Geltungszeitraum bis: ..

Neufassung
des Personenstandsgesetzes (PStG)

Bekanntmachung des Landeskirchenamtes vom 8. Dezember 1958

(KABl. S. 142)

Im Bundesgesetzblatt ist die Neufassung des Personenstandsgesetzes (PStG) vom 8. August 1957 (BGBl. I S. 1125)1# und die Verordnung zur Ausführung des Personenstandsgesetzes vom 12. August 1957 (BGBl. I S. 1139)2# verkündet worden.
Die in den genannten Veröffentlichungen enthaltenen neuen bzw. geänderten Bestimmungen sind am 1. Januar 1958 in Kraft getreten. Nachstehend bringen wir einen Auszug aus dem Personenstandsgesetz mit den wichtigsten Bestimmungen, die für die Praxis der Pfarrer und der Gemeindeämter von Bedeutung sind. Wir weisen dabei auf Folgendes hin:
  1. Die viel erörterten Bestimmungen über den Vorrang der standesamtlichen Eheschließung vor der kirchlichen Trauung finden sich in den §§ 67 und 67 a PStG.
    Die Vornahme einer kirchlichen Trauung ohne vorherige Eheschließung vor dem Standesamt ist danach, vorbehaltlich bestimmter Ausnahmen, eine „Ordnungswidrigkeit.“ Diese Ordnungswidrigkeit ist zurzeit nicht strafbar. In § 68 PStG sind zwar bestimmte Ordnungswidrigkeiten mit Geldbuße bedroht, aber die §§ 67 und 67 a werden nicht genannt.
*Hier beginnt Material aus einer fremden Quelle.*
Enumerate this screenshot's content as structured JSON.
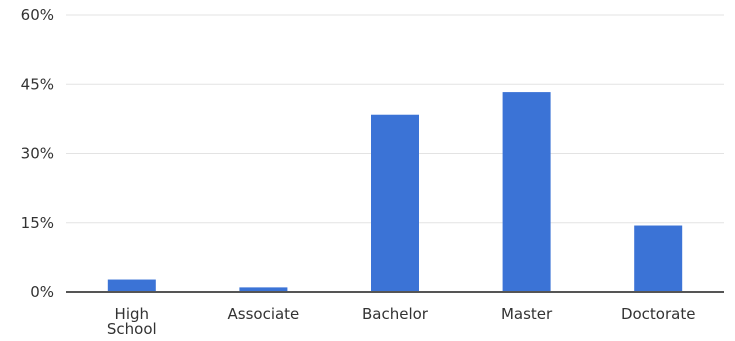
{
  "chart_data": {
    "type": "bar",
    "title": "",
    "xlabel": "",
    "ylabel": "",
    "categories": [
      [
        "High",
        "School"
      ],
      [
        "Associate"
      ],
      [
        "Bachelor"
      ],
      [
        "Master"
      ],
      [
        "Doctorate"
      ]
    ],
    "values": [
      2.7,
      1.0,
      38.4,
      43.3,
      14.4
    ],
    "ylim": [
      0,
      60
    ],
    "yticks": [
      "0%",
      "15%",
      "30%",
      "45%",
      "60%"
    ],
    "ytick_values": [
      0,
      15,
      30,
      45,
      60
    ],
    "grid": true,
    "bar_color": "#3b73d6",
    "grid_color": "#e3e3e3",
    "axis_color": "#555555"
  }
}
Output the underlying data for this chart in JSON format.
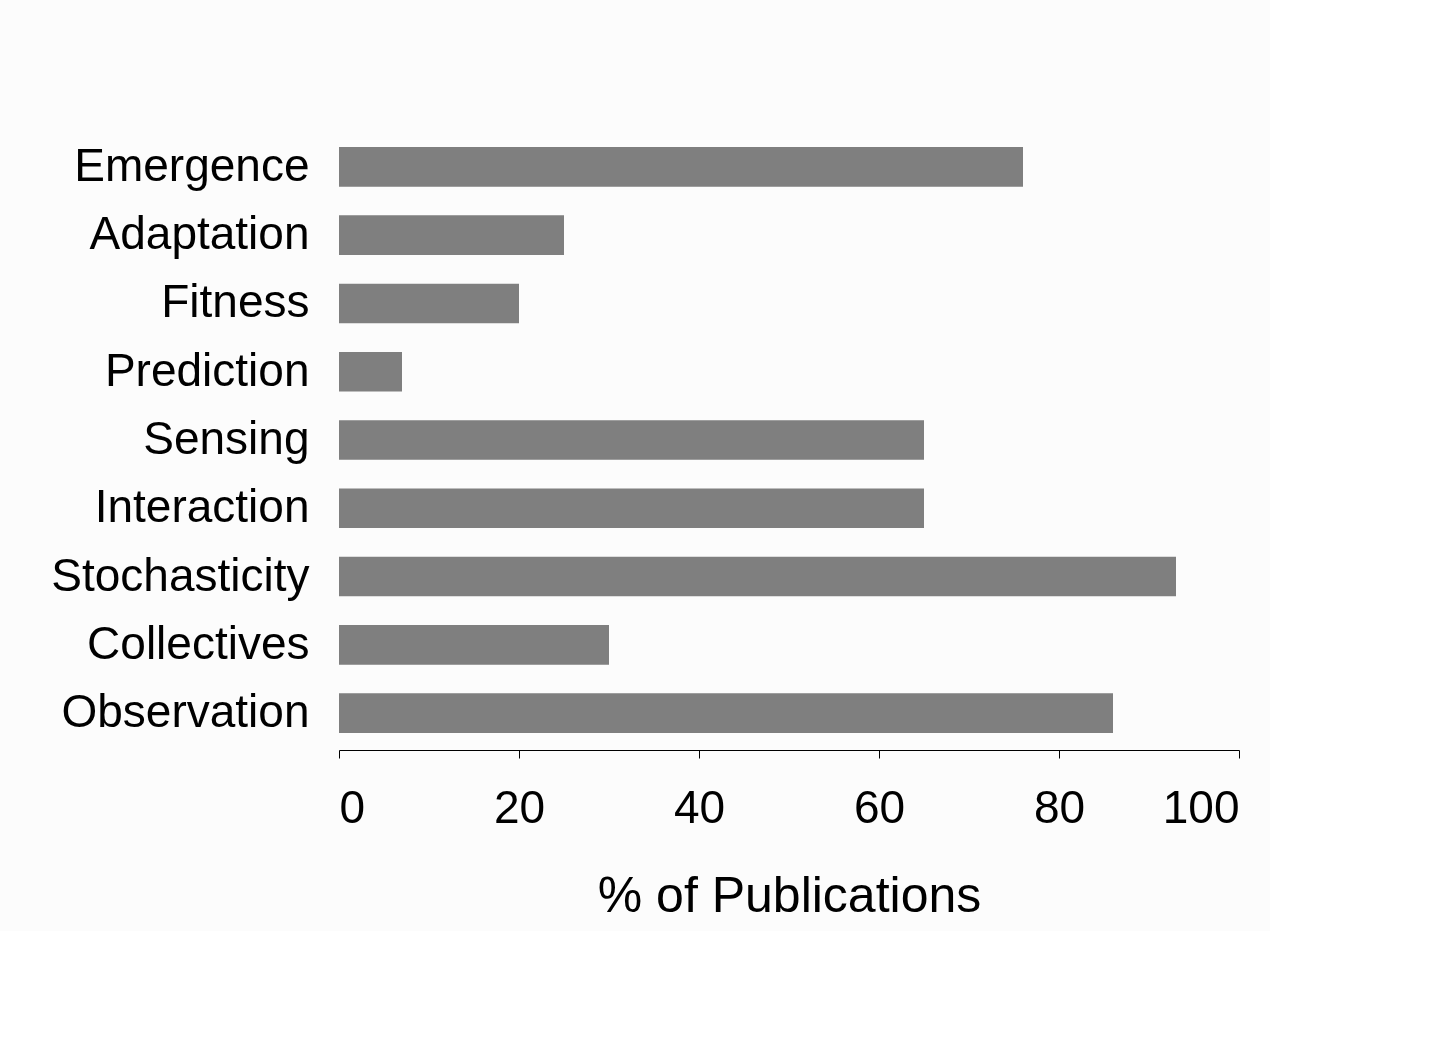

Nichtsdestoweniger ist es Pflicht der Pfarrer und Pfarramtsverwalter, eine kirchliche Trauung erst vorzunehmen, wenn von den Eheschließenden der Nachweis der standesamtlichen Eheschließung beigebracht worden ist.
    Nur in den im § 67 PStG erwähnten Sonderfällen ist eine kirchliche Trauung vor der standesamtlichen Eheschließung zulässig, und zwar:
    1. wenn einer der Verlobten lebensgefährlich erkrankt ist und ein Aufschub nicht möglich ist;
    2. wenn ein auf andere Weise nicht zu behebender sittlicher Notstand vorliegt, dessen Vorhandensein kirchenamtlich bestätigt worden ist.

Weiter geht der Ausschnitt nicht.